Due to the recent surge of student registrations, the Democratic Party is now the majority for the Town of Geneseo for the first time in its history.
According to the Livingston County News, a flood of last-minute student registrations hand delivered to the Board of Elections tipped the scales. Geneseo now reports 2,161 Democrats, 1,912 Republicans and 1,331 blanks. Of the roughly 1,100 registered students in Geneseo, the majority have registered Democratic or blank, according to Republican Election Commissioner Gerald Smith.
The high number of student registrations is due in large part to informal student organization Think Globally Vote Locally and the Student Leadership office. Senior TGVL member Fiona Murray reported that about 700 students registered through the organization and about 300 were registered through the Student Leadership office.
"We are non-partisan, and we in no way encourage students to register as Democrat or Republican," Murray. "But whatever we did, it's still a big deal. This just shows that [students] do make a difference."
Livingston County Republican Chairman Lowell Conrad expressed his discomfort with students' impact on the community to the Livingston County News, and said that individual students are not a permanent part of the community and should thus vote in their hometowns. TGVL has been fighting such opinions since its formation in an attempt to make students realize their importance in Geneseo.
"If people voted in their hometowns, TGVL wouldn't need to exist," said Murray. "But they just don't.

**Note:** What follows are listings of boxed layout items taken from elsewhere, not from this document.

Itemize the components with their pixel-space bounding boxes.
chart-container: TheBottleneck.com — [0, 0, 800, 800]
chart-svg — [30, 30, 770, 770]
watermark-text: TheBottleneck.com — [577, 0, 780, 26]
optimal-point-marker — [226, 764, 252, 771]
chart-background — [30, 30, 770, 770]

We live in this community and we have as much a right to vote here as anyone else."
Sophomore Andrew Crowder said he understands why Geneseo residents would not want students to vote here.
"A lot of issues decided by town elections don't have anything to do with us," he said.
Crowder, in agreement with others, described the student demographic as being, "more idealistic than most," and was not surprised that many students registered as Democrats.
Sophomore Ben Relethford also said he believes that students may be likely to register on the left due to the fact that Democratic media "appeals to students more."
Regardless of party affiliation, a large turnout of student voters will send a message to politicians and the community.
"I hope it's a wake-up call to the town and to the school that engaging the student population in Geneseo would definitely be worth politicians', or anyone's, time," said Murray. "We do matter and we definitely can affect an election if we vote."